Prevention of the stapler line leak after laparoscopic sleeve gastrectomy in patients with morbid obesity
DOI:
https://doi.org/10.14739/mmt.2024.1.298490Keywords:
staple line leak, surgical stapler, gastrectomy, morbid obesityAbstract
Obesity has become a global pandemic, leading to increased morbidity and mortality among patients, both young and old. Bariatric surgery is the most effective method for treating pathological obesity. Laparoscopic sleeve gastrectomy has become the most popular bariatric procedure worldwide.
However, staple line leak is the most dreaded postoperative complication following laparoscopic sleeve gastrectomy. In order to reduce the incidence of this complication, most surgeons prefer to reinforce the staple line. However, there is no compelling evidence to suggest that peritonealization of the staple line or the use of coated stapler cartridges during laparoscopic sleeve gastrectomy reduces the risk of leakage. Therefore, we conducted a retrospective analysis to assess the impact of coated stapler cartridges on preventing staple line leaks.

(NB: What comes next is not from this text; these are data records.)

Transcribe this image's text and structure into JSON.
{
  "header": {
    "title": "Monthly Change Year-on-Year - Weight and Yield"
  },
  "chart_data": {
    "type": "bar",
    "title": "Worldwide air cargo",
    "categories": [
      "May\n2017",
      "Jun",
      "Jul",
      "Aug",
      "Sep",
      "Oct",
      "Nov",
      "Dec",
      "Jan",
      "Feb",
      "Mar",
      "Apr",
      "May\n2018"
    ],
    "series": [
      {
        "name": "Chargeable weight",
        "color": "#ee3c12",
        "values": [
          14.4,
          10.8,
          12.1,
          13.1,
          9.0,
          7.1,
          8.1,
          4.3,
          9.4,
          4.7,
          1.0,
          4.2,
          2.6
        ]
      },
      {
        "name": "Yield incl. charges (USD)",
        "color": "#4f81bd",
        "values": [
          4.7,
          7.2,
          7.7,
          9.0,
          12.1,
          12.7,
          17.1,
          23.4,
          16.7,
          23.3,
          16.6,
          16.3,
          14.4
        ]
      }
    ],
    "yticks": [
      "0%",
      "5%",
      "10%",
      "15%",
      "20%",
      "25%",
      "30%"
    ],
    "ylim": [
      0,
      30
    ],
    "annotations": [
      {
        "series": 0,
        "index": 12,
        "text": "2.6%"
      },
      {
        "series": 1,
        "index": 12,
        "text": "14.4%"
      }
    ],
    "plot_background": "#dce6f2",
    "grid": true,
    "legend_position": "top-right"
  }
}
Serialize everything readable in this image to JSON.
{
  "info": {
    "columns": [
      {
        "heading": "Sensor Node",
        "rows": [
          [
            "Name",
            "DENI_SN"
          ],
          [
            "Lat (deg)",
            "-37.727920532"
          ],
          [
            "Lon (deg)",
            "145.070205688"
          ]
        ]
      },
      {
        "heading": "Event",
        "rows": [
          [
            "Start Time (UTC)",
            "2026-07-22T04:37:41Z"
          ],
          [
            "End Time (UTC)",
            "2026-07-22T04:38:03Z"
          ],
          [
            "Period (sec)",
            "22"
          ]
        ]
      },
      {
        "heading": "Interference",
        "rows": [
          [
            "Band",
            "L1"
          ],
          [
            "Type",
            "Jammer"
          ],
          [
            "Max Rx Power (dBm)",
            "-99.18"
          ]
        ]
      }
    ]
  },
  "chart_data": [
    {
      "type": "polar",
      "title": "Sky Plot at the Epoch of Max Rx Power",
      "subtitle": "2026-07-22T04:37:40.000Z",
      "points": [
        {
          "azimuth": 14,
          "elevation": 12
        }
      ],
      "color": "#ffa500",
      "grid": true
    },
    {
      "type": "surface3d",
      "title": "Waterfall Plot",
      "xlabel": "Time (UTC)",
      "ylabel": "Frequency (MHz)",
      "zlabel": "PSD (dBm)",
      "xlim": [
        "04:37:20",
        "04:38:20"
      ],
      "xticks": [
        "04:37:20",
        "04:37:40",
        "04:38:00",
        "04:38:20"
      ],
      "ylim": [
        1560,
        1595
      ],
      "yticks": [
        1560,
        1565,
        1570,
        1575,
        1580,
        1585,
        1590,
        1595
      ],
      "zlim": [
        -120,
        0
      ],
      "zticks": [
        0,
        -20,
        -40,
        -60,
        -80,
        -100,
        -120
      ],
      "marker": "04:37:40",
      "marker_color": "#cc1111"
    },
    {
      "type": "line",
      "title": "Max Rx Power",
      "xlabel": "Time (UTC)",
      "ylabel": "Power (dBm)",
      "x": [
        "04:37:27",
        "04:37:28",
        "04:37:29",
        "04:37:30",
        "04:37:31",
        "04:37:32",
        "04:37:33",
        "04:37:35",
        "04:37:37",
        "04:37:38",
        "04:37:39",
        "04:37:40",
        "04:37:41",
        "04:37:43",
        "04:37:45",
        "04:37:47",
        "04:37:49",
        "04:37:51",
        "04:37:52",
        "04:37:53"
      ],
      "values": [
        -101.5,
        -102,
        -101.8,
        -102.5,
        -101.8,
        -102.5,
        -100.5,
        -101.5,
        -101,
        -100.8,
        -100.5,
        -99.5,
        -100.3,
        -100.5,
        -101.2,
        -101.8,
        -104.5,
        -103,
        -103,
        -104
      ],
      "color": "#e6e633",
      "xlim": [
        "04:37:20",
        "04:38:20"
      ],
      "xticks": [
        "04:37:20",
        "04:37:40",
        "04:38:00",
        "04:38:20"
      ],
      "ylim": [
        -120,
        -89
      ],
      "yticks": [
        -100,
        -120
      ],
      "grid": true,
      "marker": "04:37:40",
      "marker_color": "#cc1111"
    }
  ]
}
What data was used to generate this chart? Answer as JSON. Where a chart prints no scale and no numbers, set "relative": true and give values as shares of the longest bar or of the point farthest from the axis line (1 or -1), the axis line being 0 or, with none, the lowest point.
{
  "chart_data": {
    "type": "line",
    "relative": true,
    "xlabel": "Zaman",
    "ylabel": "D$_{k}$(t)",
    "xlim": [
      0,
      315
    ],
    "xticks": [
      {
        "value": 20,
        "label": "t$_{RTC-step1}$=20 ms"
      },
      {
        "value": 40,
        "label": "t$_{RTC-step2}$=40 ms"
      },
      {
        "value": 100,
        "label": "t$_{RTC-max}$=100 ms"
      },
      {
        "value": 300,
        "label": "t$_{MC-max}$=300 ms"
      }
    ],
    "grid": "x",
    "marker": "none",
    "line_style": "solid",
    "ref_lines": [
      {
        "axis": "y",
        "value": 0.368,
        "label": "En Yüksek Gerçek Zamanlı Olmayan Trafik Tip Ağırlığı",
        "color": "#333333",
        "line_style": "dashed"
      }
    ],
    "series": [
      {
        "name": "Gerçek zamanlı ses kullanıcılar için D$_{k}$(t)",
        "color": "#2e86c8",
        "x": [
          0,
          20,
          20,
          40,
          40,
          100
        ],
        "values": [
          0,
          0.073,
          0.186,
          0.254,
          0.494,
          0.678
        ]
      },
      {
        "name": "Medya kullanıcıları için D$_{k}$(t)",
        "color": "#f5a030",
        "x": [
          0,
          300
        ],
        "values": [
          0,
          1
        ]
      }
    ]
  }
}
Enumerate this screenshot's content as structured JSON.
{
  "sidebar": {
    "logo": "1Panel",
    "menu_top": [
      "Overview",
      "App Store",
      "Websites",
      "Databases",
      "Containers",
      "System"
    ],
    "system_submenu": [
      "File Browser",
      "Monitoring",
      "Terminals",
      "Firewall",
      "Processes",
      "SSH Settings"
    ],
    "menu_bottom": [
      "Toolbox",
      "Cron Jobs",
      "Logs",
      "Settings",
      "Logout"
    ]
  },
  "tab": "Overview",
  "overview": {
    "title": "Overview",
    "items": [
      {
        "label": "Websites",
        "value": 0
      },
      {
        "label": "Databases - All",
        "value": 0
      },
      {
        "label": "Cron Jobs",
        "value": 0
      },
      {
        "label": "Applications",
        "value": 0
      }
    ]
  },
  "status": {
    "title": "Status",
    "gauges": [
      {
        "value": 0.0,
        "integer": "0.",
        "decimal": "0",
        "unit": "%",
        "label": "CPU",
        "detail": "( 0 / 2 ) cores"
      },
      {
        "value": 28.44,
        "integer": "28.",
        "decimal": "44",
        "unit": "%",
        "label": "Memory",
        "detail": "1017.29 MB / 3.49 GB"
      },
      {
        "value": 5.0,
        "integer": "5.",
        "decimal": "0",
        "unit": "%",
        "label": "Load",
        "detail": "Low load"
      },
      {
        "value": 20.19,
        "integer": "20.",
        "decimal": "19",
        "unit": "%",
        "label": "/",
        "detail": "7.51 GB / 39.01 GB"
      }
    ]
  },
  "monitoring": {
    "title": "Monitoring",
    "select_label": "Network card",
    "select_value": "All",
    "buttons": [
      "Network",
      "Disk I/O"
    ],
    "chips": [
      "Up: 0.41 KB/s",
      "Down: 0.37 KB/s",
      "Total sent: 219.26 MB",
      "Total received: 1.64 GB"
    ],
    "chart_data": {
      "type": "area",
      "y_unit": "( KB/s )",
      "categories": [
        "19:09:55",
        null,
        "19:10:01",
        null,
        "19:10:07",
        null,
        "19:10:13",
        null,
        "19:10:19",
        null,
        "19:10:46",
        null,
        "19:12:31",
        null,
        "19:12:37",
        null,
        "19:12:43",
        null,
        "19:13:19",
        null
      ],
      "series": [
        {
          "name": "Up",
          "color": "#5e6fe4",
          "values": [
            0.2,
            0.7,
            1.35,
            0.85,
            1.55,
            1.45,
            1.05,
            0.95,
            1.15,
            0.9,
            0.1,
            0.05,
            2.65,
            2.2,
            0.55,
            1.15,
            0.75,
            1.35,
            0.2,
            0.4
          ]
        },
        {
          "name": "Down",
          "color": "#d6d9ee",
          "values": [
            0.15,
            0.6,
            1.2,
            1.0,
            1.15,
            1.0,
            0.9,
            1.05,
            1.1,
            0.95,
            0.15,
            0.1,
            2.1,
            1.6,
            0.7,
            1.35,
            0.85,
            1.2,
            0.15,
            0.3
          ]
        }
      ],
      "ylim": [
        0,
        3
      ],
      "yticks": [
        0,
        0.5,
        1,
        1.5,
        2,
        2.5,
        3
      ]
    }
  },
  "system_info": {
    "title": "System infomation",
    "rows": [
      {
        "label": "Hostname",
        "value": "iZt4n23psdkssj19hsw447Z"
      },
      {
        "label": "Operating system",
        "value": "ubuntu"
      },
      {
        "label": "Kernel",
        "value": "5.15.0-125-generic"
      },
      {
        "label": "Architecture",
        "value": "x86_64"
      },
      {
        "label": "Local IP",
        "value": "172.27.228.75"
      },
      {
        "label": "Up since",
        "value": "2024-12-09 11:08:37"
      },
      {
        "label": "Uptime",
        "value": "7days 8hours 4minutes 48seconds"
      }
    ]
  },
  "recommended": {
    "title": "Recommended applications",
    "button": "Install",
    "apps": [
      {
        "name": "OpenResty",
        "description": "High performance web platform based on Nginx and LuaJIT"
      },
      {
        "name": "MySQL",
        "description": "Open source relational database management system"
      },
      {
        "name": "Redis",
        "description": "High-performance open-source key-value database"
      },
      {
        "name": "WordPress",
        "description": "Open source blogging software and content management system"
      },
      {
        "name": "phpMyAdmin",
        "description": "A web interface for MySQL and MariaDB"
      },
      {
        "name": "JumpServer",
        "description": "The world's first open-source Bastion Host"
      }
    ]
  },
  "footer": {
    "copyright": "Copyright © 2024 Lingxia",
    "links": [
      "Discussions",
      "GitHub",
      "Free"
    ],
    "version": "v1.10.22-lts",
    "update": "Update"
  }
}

The aim of the study. To evaluate the effect of using stapler with coating on preventing staple line leaks during laparoscopic sleeve gastrectomy in patients with morbid obesity.
Materials and methods. This was a retrospective analysis of 45 patients who underwent laparoscopic sleeve gastrectomy using endostapler from Medtronic (Endo GIA™) without additional reinforcement (Group I) and 46 patients who underwent a similar procedure using endostapler from Medtronic (Endo GIA™) stapler with coating (Group II). Both patient groups were homogeneous in terms of demographic characteristics. We compared the duration of surgery, intraoperative blood loss, length of hospital stay, and the incidence of staple line leak.
Results. The incidence of staple line leak was statistically significantly higher in Group I compared to Group II (5/40 vs. 0/46; χ2 = 5.4, p = 0.021). This resulted in a statistically significant increase in blood loss (U = 706; p = 0.006), prolonged total operation time (U = 310; p = 0.001), and extended postoperative hospital stay (U = 245; p = 0.001) in Group I. The median time to healing of the leak was 32 [20; 59] days. No patient died.
Conclusions. Using the endostapler with purple cartridges with coating from Medtronic during laparoscopic sleeve gastrectomy significantly reduced postoperative leak rate and significantly decreased postoperative hospital stay.